Diario di un “pretino” di città: Una storia più grande di noi

visitaHo finito la visita alle famiglie della mia parrocchia lunedì sera, in compagnia di suor Geraldine (per gli amici suor Maria Claretta) e il mio mitico tuttofare Francesco: non ringrazierò mai il cielo di avremi messo a fianco persone speciali ed estremamente diverse da me per cogliere la loro ricchezza e, un pochino, anche la mia nella differenza. Anche questo è, forse, cattolicità (cioè universale).

Abbiamo incontrato tantissimi volti, incrociato tantissime storie, pregato tantissimi “Padre nostro”, lasciato una parola di conforto e di speranza in ogni casa che, con semplicità e cordialità, ci ha accolto (per la verità abbiamo detto una preghiera e dato una benedizione anche a tutti quelli che non c’erano, persino a chi non ci ha aperto e non ci ha voluto… ma va bene così, anche questa direbbe frate Francesco è “perfetta letizia”).

Essere attesi è una bella sperienza: vuol dire che c’è comunione, desiderio di scambio e conoscenza reciproca, condivisione. Devo dire che anche l’esperienza contraria, quella dell’essere rifiutati (ad onor del vero poche sono state le case che non ci hanno ospitato), non ha portato in me sentimenti di risentimento o di “rabbia”, ha relativizzato la mia missione ed ha posto l’accento sulla libertà dell’incontro e della proposta cristiana. Diverso è stato per suor Geraldine: in Africa, dice, anche chi non crede o non è “cattolico” desidera una benedizione.

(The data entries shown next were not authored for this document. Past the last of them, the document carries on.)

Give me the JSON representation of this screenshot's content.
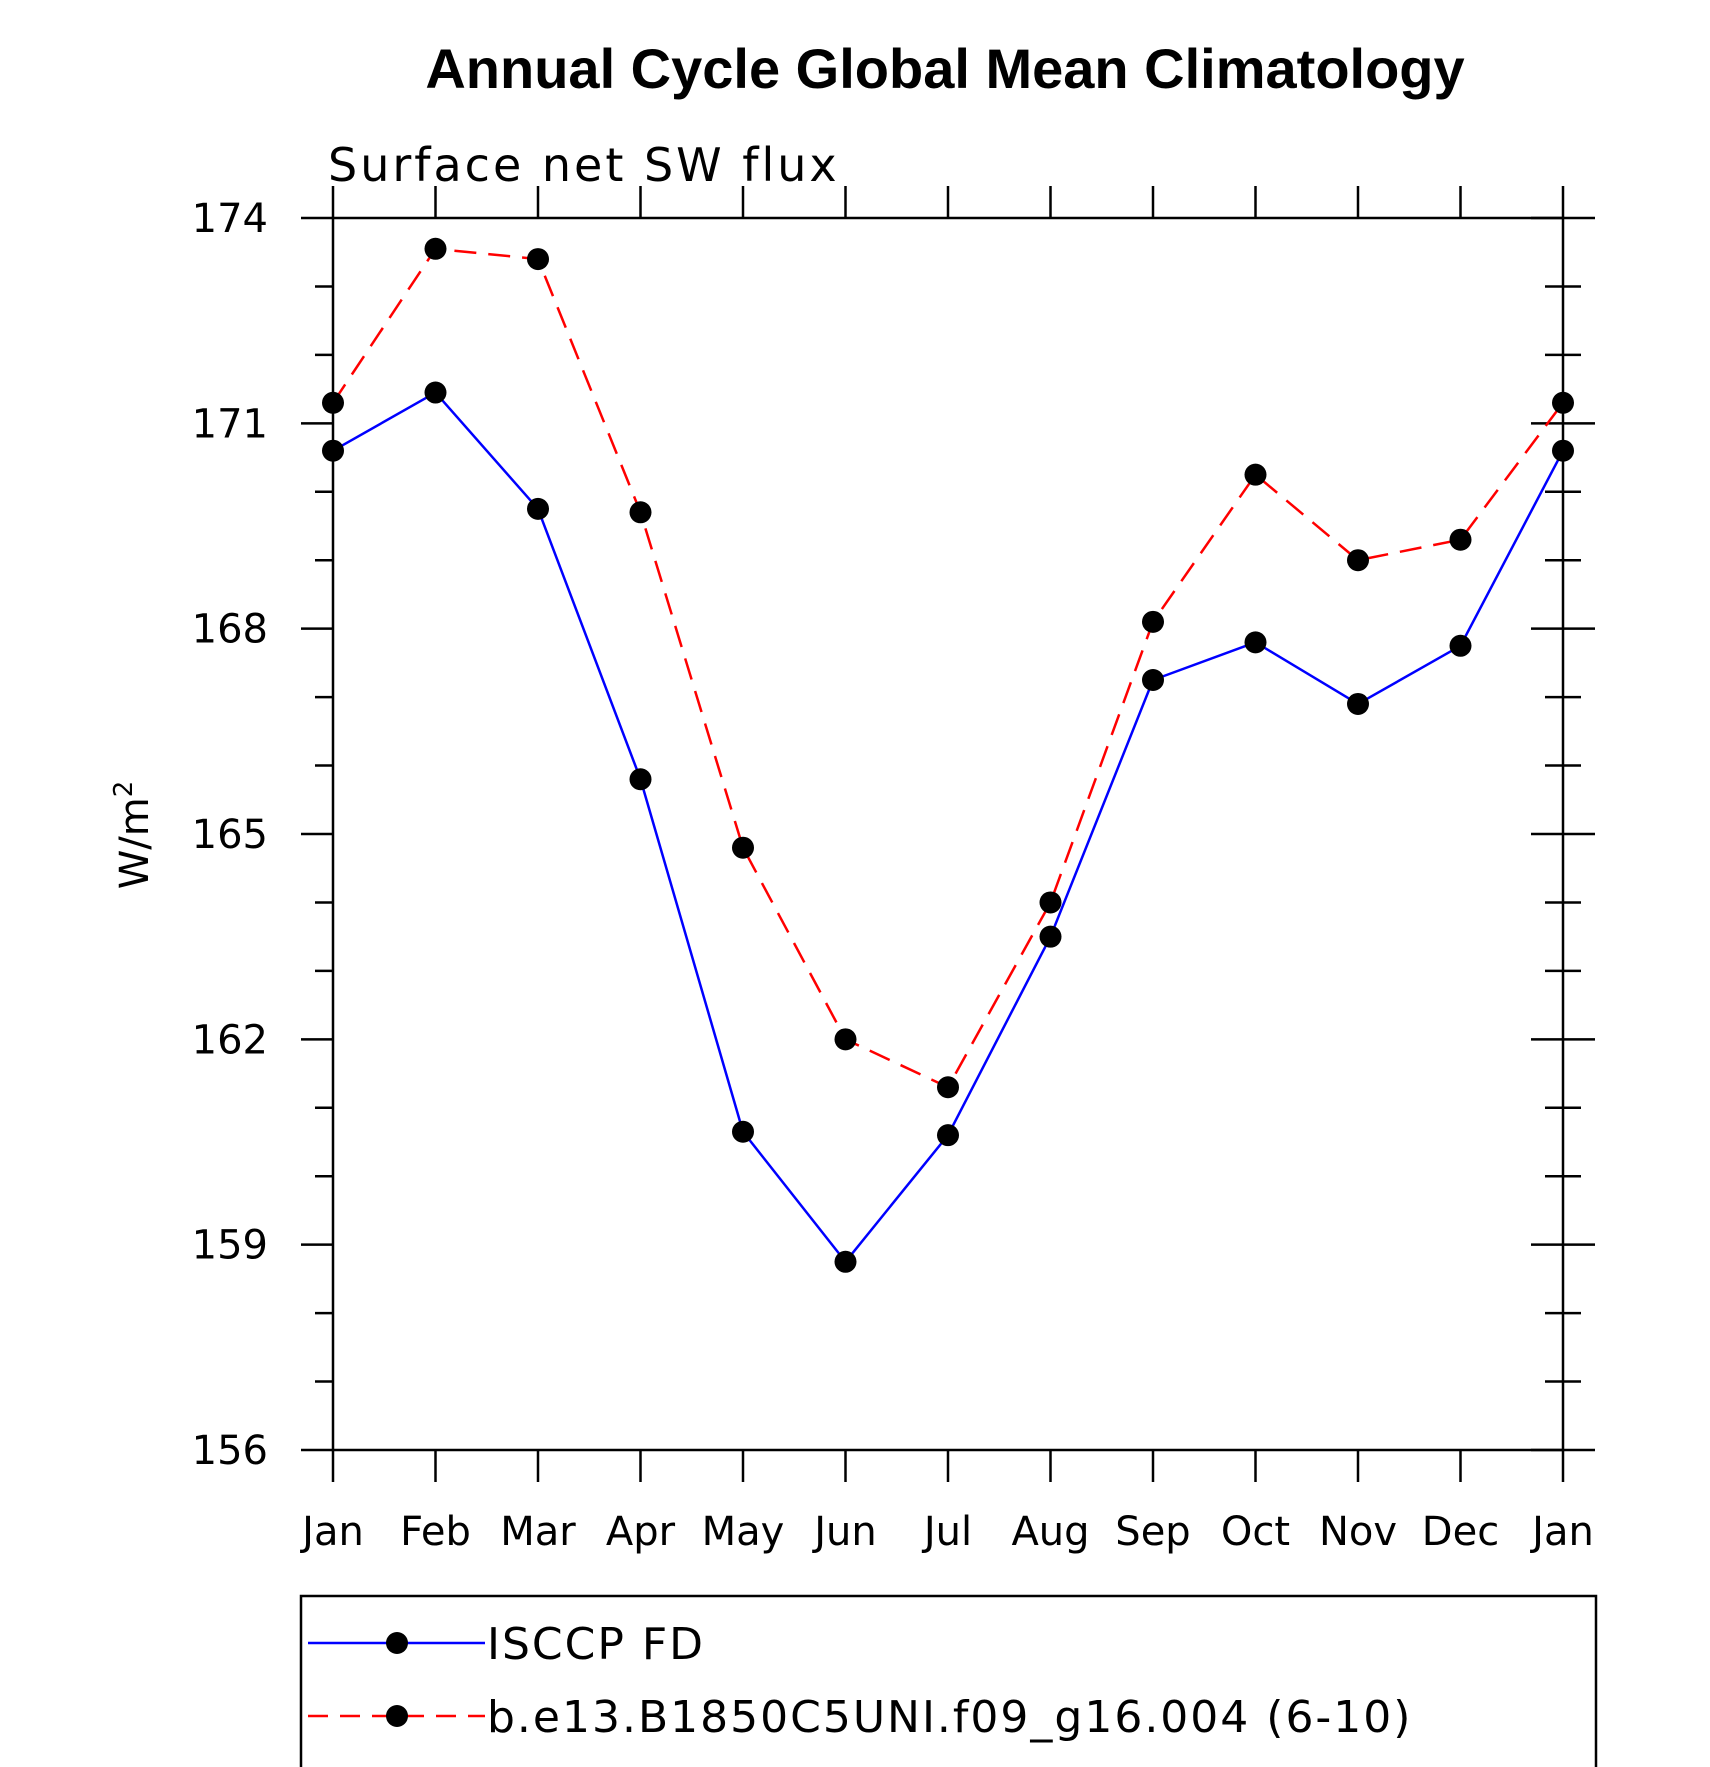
{
  "chart_data": {
    "type": "line",
    "title": "Annual Cycle Global Mean Climatology",
    "subtitle": "Surface net SW flux",
    "xlabel": "",
    "ylabel": "W/m",
    "ylabel_sup": "2",
    "categories": [
      "Jan",
      "Feb",
      "Mar",
      "Apr",
      "May",
      "Jun",
      "Jul",
      "Aug",
      "Sep",
      "Oct",
      "Nov",
      "Dec",
      "Jan"
    ],
    "ylim": [
      156,
      174
    ],
    "yticks": [
      156,
      159,
      162,
      165,
      168,
      171,
      174
    ],
    "grid": false,
    "legend_position": "bottom",
    "series": [
      {
        "name": "ISCCP FD",
        "color": "#0000ff",
        "line_style": "solid",
        "marker": "filled-circle",
        "values": [
          170.6,
          171.45,
          169.75,
          165.8,
          160.65,
          158.75,
          160.6,
          163.5,
          167.25,
          167.8,
          166.9,
          167.75,
          170.6
        ]
      },
      {
        "name": "b.e13.B1850C5UNI.f09_g16.004 (6-10)",
        "color": "#ff0000",
        "line_style": "dashed",
        "marker": "filled-circle",
        "values": [
          171.3,
          173.55,
          173.4,
          169.7,
          164.8,
          162.0,
          161.3,
          164.0,
          168.1,
          170.25,
          169.0,
          169.3,
          171.3
        ]
      }
    ]
  }
}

In questi giorni, invece, c’è la Novena: quanti bambini e ragazzi e quanti adulti in Chiesa per prepararsi al Natale! Davvero una bella tradizione che si trasforma in occasione di annuncio della Buona Notizia che è Gesù!

Come poi dimenticare gli ammalati da andare a visitare per la confessione e la comunione (loro sì che aspettano con trepidazione!) e le tante persone che chiedono la grazia della misericordia di Dio nella confessione! O, Signore, quante energie se ne vanno per tutto questo: ma quanto è bello poterti servire, anche se a volte sembro proprio come te, un “pane spezzato” in tanti piccoli pezzettini.

Non vedo l’ora dei prossimi giorni per stare un po’ con i miei genitori e familiari: godere del loro affetto e della calma per poter gioire del Dono della Vita che rinasce in noi, intorno a noi.